Parental responsibility would incorporate punitive elements (fines when your kid gets in trouble, arrests for those who don’t pay child support) and incentive elements (like $2000 tax credit when your kid graduates high school).
How is a 0.05% increase in payroll tax “more than a tweak” and increasing middle and high-earner income tax rates - as the Scottish Government has actually, not theoretically, done - something to be so casually dismissed?
The cost of making daycare tax-deductible is so negligible as to barely make it worth mentioning while simultaneously being so revolutionary it elevates it to the hallowed level of “more than a tweak”? You can’t have it both ways Jim.

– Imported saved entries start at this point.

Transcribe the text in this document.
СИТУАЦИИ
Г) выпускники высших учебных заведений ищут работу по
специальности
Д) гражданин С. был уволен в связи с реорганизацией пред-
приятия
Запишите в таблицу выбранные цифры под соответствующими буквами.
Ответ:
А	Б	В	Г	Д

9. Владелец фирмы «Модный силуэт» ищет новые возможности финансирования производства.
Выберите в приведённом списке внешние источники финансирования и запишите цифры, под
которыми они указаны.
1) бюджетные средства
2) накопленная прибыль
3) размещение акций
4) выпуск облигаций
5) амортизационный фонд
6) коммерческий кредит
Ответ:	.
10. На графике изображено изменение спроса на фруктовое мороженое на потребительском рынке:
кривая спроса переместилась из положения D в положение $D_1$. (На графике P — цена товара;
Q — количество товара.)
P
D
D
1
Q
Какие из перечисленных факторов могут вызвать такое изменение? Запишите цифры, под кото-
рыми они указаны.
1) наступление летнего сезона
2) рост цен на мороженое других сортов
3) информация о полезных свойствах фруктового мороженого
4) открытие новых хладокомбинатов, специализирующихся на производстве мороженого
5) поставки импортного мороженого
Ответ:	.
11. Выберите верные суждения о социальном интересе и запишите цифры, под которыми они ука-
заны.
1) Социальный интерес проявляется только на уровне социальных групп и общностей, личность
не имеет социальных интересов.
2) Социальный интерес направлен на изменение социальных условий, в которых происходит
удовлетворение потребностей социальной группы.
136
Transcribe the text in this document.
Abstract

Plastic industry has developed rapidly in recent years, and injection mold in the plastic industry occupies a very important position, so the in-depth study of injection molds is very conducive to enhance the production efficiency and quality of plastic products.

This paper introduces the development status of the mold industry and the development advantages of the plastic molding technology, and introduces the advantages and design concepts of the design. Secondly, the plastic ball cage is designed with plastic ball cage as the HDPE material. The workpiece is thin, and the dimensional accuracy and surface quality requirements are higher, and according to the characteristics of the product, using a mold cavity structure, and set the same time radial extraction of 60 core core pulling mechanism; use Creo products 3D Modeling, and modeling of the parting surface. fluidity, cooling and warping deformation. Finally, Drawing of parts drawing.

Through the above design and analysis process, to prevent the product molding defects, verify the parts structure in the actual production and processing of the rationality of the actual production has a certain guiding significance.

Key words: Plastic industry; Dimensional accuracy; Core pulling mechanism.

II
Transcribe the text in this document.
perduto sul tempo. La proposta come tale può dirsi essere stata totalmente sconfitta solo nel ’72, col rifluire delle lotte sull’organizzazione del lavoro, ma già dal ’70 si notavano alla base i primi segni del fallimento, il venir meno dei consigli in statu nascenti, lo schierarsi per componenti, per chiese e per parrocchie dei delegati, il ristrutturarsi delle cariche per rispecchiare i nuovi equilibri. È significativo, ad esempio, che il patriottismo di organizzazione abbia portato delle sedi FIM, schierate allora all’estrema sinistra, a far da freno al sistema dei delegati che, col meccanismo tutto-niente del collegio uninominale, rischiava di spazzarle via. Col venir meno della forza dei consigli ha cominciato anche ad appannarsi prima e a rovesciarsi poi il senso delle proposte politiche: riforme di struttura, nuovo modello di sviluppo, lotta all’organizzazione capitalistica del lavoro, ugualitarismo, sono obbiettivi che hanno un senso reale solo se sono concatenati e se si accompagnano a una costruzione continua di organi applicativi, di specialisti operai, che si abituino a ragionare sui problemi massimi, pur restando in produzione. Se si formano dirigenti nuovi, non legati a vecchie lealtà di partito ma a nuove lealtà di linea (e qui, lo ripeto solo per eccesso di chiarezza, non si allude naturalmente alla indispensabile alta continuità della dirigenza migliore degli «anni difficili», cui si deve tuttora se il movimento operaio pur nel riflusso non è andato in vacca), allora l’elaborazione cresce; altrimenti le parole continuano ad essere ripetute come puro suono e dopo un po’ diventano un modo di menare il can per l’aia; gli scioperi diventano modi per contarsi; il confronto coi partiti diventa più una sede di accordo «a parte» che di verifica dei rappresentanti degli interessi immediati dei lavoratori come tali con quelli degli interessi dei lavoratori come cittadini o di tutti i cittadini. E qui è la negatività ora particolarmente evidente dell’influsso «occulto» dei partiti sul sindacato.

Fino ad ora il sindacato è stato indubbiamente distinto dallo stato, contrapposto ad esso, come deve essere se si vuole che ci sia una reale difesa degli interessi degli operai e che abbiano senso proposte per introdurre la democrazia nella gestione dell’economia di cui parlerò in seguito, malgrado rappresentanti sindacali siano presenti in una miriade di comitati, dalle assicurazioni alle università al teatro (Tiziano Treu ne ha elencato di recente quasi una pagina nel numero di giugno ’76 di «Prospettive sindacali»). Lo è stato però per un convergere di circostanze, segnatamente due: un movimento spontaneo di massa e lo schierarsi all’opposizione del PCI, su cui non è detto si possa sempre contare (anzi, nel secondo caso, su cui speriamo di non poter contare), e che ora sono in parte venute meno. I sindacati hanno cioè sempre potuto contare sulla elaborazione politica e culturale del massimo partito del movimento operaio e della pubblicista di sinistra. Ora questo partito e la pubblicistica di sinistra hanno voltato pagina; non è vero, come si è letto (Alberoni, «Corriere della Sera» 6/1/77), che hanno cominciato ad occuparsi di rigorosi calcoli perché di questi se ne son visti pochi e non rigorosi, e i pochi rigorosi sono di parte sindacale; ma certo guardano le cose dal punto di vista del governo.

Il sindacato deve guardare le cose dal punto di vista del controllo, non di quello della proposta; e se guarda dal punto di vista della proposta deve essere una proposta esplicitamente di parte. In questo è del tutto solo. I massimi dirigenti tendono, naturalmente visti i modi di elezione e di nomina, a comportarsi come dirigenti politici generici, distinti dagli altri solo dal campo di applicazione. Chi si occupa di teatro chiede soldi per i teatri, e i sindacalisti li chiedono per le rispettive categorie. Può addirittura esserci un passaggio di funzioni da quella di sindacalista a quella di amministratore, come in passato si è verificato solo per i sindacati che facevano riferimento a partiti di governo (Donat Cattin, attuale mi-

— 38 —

There’s nothing fundamentally different to me saying we need to change our spending priorities and invest in early years social welfare, healthcare, public health and education than what you’re saying here.
My son’s school started that this year. It’s an idea based on the Harry Potter houses: each child reaches into the sorting hat, pulls out a colored bracelet and is assigned a “house.” They also get an older child to mentor, a group of teachers to mentor the house. I believe the PTA and parents are involved as well (school just started so I’m shaky on the details) but it’s a great idea.
Yes, it absolutely is - but that’s not what Jim is advocating. He’s suggesting a higher level role, above that provided by a teacher or counsellor, specifically intended to target “troubled kids” and to effectively substitute for “bad parents”.
That’s a position that requires a lot of training and support. It carries with it a significant degree of responsibility because, if you get that wrong, in kids who are already - by definition - socially vulnerable, the consequences are potentially severe. That type of mentoring isn’t something that can automatically be done by a well-intentioned amateur. It needs resources. And that needs money.
And I absolutely agree we should fund those programmes.
Yes, I agree - but many schools in the UK provide this sort of support already, so this is already the baseline. If we’re going to utilise this to achieve “better parents” it’s going to need something more - or utilised differently - than what we’ve already got in place.
I think these are great ideas. But I’m just trying to follow Jim’s logic in how he decides an idea phrased one way is idealistic fantasy and the same idea phrased another way is the revolutionary saving grace we’ve been missing for so long.
This is exactly the principle I was talking about earlier incidentally - investing in prevention rather than cure/response … but it needs front-loading of investment, and patience over the medium to long term to see the benefits.
A little more seriously. I really admire what LeBron James is doing. The school he just opened with Akron Public Schools has a longer school day and longer school year along with a presence from Akron-Canton Food Bank at the school to help at risk kids.
It’s not baseline in the US; or at least not that I’m aware of. At last count I have six nephews and three nieces spread across four states and none or their parents have mentioned anything like it.
But as for better parenting, part of that is changing the way society seems to be willing to let men off the hook for fathering children and then abandoning them. If we can get to a place where that act is shunned rather than casually accepting would be a good start. To be honest, I don’t know how we get there, though.
It’s by no means universal in the UK either but we do a lot of work with schools to support some of our kids with rarer diagnoses, and a lot of it is in the area of accessing mentoring/counselling support. It’s relatively rare now for us to come across a school, especially at secondary level, that doesn’t have something of this sort in place.
(And the reason we need to rely on it is because the Government has systematically cut funding to the child and adolescent mental health services that previously took on this role - another example of a short-term economy with a longer-term consequence)
I think the complicating factor in that, as you touched on earlier, is that for many of those kids they may be better off without the sort of father who’s prepared to abandon them being forced to hang around and be a reluctant dad to them.